Based on our observations and on previous studies (e.g., Whitaker et al. 2015; Merlin et al. 2018), we argued that the lower and upper edges commonly used to define the quiescent region in the UVJ diagram are not justified and artificially exclude very young and very dusty quiescent galaxies. The young quiescent galaxies, also called post-starburst, represent a key evolutionary phase in the formation of the red sequence. The nature of the dusty objects (which are the only galaxies in our sample that do not lie on the age–color relation), instead, is currently not known: it is possible that they consist of edge-on disks and/or interacting systems.

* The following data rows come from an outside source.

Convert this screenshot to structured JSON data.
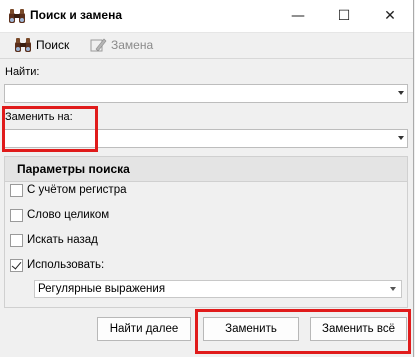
{
  "window": {
    "title": "Поиск и замена",
    "minimize_glyph": "—",
    "maximize_glyph": "☐",
    "close_glyph": "✕"
  },
  "toolbar": {
    "search_label": "Поиск",
    "replace_label": "Замена"
  },
  "find": {
    "label": "Найти:",
    "value": ""
  },
  "replace": {
    "label": "Заменить на:",
    "value": ""
  },
  "options": {
    "header": "Параметры поиска",
    "items": [
      {
        "label": "С учётом регистра",
        "checked": false
      },
      {
        "label": "Слово целиком",
        "checked": false
      },
      {
        "label": "Искать назад",
        "checked": false
      },
      {
        "label": "Использовать:",
        "checked": true
      }
    ],
    "use_mode": "Регулярные выражения"
  },
  "buttons": {
    "find_next": "Найти далее",
    "replace": "Заменить",
    "replace_all": "Заменить всё"
  },
  "colors": {
    "highlight": "#e01b1b",
    "title_bar": "#ffffff",
    "background": "#f0f0f0"
  },
  "icons": {
    "app": "binoculars-icon",
    "search": "binoculars-icon",
    "replace": "replace-pen-icon"
  }
}
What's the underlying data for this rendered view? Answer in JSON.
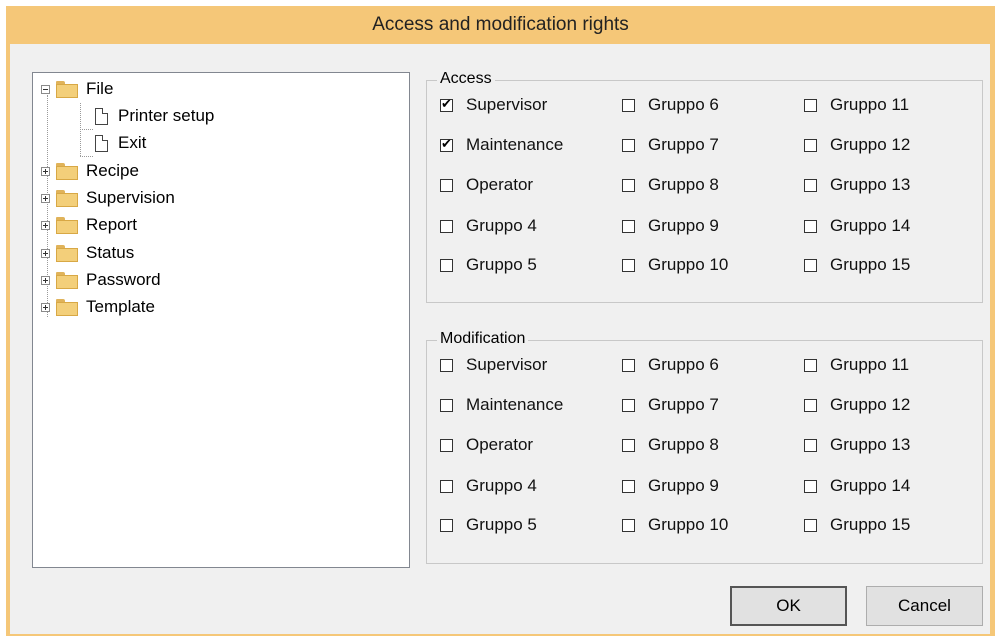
{
  "window": {
    "title": "Access and modification rights"
  },
  "tree": {
    "items": [
      {
        "label": "File",
        "type": "folder",
        "expanded": true,
        "icon": "folder-icon"
      },
      {
        "label": "Printer setup",
        "type": "document",
        "icon": "document-icon"
      },
      {
        "label": "Exit",
        "type": "document",
        "icon": "document-icon"
      },
      {
        "label": "Recipe",
        "type": "folder",
        "expanded": false,
        "icon": "folder-icon"
      },
      {
        "label": "Supervision",
        "type": "folder",
        "expanded": false,
        "icon": "folder-icon"
      },
      {
        "label": "Report",
        "type": "folder",
        "expanded": false,
        "icon": "folder-icon"
      },
      {
        "label": "Status",
        "type": "folder",
        "expanded": false,
        "icon": "folder-icon"
      },
      {
        "label": "Password",
        "type": "folder",
        "expanded": false,
        "icon": "folder-icon"
      },
      {
        "label": "Template",
        "type": "folder",
        "expanded": false,
        "icon": "folder-icon"
      }
    ]
  },
  "access": {
    "label": "Access",
    "checks": [
      {
        "label": "Supervisor",
        "checked": true
      },
      {
        "label": "Maintenance",
        "checked": true
      },
      {
        "label": "Operator",
        "checked": false
      },
      {
        "label": "Gruppo 4",
        "checked": false
      },
      {
        "label": "Gruppo 5",
        "checked": false
      },
      {
        "label": "Gruppo 6",
        "checked": false
      },
      {
        "label": "Gruppo 7",
        "checked": false
      },
      {
        "label": "Gruppo 8",
        "checked": false
      },
      {
        "label": "Gruppo 9",
        "checked": false
      },
      {
        "label": "Gruppo 10",
        "checked": false
      },
      {
        "label": "Gruppo 11",
        "checked": false
      },
      {
        "label": "Gruppo 12",
        "checked": false
      },
      {
        "label": "Gruppo 13",
        "checked": false
      },
      {
        "label": "Gruppo 14",
        "checked": false
      },
      {
        "label": "Gruppo 15",
        "checked": false
      }
    ]
  },
  "modification": {
    "label": "Modification",
    "checks": [
      {
        "label": "Supervisor",
        "checked": false
      },
      {
        "label": "Maintenance",
        "checked": false
      },
      {
        "label": "Operator",
        "checked": false
      },
      {
        "label": "Gruppo 4",
        "checked": false
      },
      {
        "label": "Gruppo 5",
        "checked": false
      },
      {
        "label": "Gruppo 6",
        "checked": false
      },
      {
        "label": "Gruppo 7",
        "checked": false
      },
      {
        "label": "Gruppo 8",
        "checked": false
      },
      {
        "label": "Gruppo 9",
        "checked": false
      },
      {
        "label": "Gruppo 10",
        "checked": false
      },
      {
        "label": "Gruppo 11",
        "checked": false
      },
      {
        "label": "Gruppo 12",
        "checked": false
      },
      {
        "label": "Gruppo 13",
        "checked": false
      },
      {
        "label": "Gruppo 14",
        "checked": false
      },
      {
        "label": "Gruppo 15",
        "checked": false
      }
    ]
  },
  "buttons": {
    "ok": "OK",
    "cancel": "Cancel"
  },
  "colors": {
    "titlebar": "#f5c778",
    "client": "#f0f0f0"
  }
}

It would be interesting to extend the age–color relation to higher redshifts; however, the few spectroscopic measurements available at z > 3 show that UVJ colors may become less effective in dividing quiescent and star-forming galaxies (Schreiber et al. 2018a).

7.4. Galaxy Quenching

Combining the age–color relation, which we derived from our spectroscopic sample, with a large, volume-limited sample drawn from the UltraVISTA survey, we were able to model the evolution of the red sequence at 1 < z < 2.5 in a quantitative and self-consistent way. The main result of this analysis is the identification of two quenching channels: fast quenching produces compact post-starburst objects, while slow quenching contributes to the growth of the red sequence by adding objects with stellar populations that are already old. Fast quenching is increasingly more important at high redshift, contributing about half of the growth of the quiescent population at z ∼ 2.

Post-starburst objects are clearly distinct from the bulk of the red sequence and feature lower stellar masses, compact sizes, spheroidal morphologies, and higher overdensities, as also shown by a number of recent studies. Together with their rapid formation timescale, these properties well fit a scenario in which violent, gas-rich events such as mergers are responsible for their formation. The slow-quenching channel, instead, must be due to a smooth decline in the gas reservoir, which may be caused by fuel starvation. However, there are many physical processes that may be responsible for starvation, including AGN feedback, virial shock heating, and cosmological or gravitational effects.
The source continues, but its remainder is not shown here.